As I'm getting into DIY lately and soon having my garden done out with a nice big shed I'm thinking of projects I can do. Vivariums seem simple to make as they are basically chip board, glass, runners and a couple vents at the most basic. I just priced up building a 4x2x2 and came to around £135 for materials (excluding screws and glue) but that's without shopping around and I found the chipboard on B and Q who are way more pricey than local timber yards.


So has anyone made their own vivs and wouldn't mind sharing how much materials cost roughly?

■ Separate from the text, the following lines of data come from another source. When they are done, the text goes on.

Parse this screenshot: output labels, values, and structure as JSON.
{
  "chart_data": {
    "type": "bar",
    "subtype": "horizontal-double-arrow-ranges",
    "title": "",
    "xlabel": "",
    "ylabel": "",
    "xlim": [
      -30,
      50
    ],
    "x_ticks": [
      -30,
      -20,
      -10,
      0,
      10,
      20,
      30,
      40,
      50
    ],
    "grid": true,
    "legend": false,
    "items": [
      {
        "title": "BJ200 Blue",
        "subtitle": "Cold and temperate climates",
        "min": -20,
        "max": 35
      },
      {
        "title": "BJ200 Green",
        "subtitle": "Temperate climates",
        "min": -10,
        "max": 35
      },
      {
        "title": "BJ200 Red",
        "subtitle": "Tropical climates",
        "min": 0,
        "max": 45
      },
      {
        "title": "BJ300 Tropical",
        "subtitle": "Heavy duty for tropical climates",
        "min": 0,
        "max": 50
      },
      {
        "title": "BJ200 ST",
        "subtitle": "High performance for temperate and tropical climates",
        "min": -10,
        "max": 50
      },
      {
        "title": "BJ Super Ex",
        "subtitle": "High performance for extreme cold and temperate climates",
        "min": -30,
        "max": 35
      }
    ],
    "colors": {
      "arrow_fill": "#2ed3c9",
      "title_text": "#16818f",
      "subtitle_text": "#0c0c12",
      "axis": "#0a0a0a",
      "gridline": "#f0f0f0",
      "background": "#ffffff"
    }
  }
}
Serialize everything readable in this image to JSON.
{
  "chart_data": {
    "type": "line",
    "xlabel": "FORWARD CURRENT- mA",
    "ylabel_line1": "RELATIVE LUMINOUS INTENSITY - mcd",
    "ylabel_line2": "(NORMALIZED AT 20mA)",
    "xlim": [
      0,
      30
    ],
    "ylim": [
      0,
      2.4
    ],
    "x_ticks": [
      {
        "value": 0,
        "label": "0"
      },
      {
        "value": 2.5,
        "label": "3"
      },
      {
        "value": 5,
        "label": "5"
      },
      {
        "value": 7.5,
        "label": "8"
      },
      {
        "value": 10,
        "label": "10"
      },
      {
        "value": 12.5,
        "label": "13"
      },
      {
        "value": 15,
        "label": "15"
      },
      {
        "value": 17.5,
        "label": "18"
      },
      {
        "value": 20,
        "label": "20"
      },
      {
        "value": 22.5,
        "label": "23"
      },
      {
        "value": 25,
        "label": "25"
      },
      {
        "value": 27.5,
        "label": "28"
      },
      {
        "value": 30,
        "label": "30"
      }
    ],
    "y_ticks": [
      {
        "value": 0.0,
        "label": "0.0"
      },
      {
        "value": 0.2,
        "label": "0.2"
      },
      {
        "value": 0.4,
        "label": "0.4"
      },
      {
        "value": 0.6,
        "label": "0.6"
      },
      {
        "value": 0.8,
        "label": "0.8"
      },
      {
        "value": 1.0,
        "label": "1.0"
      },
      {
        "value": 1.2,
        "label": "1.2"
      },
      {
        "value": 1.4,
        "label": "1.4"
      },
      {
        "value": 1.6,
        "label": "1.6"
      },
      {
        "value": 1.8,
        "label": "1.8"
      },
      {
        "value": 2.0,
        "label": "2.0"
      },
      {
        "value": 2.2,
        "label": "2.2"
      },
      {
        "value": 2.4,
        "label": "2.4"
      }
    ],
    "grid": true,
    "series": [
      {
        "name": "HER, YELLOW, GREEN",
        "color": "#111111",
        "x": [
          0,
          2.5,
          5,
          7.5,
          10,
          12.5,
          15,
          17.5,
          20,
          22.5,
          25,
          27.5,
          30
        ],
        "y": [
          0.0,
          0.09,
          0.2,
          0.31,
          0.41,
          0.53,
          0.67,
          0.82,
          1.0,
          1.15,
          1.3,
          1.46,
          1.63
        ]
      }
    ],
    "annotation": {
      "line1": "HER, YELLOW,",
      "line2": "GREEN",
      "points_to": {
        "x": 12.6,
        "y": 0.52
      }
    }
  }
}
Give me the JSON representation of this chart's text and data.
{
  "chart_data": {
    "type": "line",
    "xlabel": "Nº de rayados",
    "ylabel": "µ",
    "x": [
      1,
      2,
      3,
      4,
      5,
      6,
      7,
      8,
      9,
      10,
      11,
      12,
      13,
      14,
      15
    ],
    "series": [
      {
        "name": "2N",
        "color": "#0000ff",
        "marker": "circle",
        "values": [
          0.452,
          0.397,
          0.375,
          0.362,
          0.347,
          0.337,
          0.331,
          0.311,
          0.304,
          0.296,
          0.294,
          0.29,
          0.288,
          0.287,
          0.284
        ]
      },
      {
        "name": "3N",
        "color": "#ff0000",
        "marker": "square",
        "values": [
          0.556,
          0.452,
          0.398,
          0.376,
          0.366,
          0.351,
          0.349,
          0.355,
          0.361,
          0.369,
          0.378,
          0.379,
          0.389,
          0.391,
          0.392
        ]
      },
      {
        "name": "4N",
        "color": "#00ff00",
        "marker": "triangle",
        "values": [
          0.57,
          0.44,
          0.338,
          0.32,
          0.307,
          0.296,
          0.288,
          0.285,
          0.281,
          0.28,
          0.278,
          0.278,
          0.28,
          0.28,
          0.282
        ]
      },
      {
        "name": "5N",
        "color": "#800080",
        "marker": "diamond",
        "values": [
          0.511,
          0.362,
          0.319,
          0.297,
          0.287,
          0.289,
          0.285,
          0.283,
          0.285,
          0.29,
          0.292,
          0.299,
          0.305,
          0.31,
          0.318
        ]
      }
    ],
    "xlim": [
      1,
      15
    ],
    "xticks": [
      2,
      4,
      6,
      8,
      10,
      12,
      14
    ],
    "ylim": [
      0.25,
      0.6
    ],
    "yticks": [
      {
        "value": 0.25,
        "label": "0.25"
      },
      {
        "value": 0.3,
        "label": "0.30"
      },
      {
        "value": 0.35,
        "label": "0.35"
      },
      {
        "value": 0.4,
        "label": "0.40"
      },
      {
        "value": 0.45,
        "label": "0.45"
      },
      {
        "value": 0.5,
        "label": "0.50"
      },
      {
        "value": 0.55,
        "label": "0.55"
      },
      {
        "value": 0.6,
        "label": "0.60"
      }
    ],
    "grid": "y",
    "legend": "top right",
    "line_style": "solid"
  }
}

Probs just cheaper to buy second hand as I got my kingsnakes for £60 and pretty sure I'll never be able to make one for less. But it's more about the making rather than saving money. Plus I really hate the ventilation on premade ones.


Cheers!


----------



## s6t6nic6l (May 15, 2010)

You really shouldn't be concerned about the the cost as having a custom built enclosure means you have the actual housing to the specifications that suits the inhabitants, the room where it will reside and your personal taste.
Measure up, get down to the timber yard and get it all cut to size with the possibility of this being free if you have spent enough with them.
I couldn't tell you the costs regarding my builds as it wasn't an issue. The fact that it was what was best for the project or inhabitants made a purchase the priority.
Then you have the satisfaction gained from the build too knowing it is a custom one.
Stop sounding like a cheapskate and get on with it :lol2:


----------



## Potatatas (Oct 24, 2018)

But I am a cheapskate that doesn't earn a lot of money... I'm not too worried about price though. I'm just excited to start making stuff and have to wait until our garden is sorted which is gunna take a while so I'm just torturing myself watching youtube tutorials on woodworking...


----------



## pikwik (Aug 31, 2017)

Your estimate of £135 doesn't sound too bad.


----------



## Tammyjones12 (Sep 11, 2019)

If you do end up making them I'm from south Wales and I'm looking for 2 vivs 6x2x2 for my 2 boas so I'd be interested in buying something off u if it's not that expensive and it's good quality


----------



## Central Scotland Reptiles (Nov 23, 2008)

I am no master craftsman and I have built my own enclosure before - the beauty of this is you can build to your own requirements and ideas. 

I like to create two tiered enclosures with the to half being a vivarium (above ground) and a drawer below (underground) connected be a round hole in the floor of the upper tier. Although this would have been possible to buy / modify I like to do my own stuff.


----------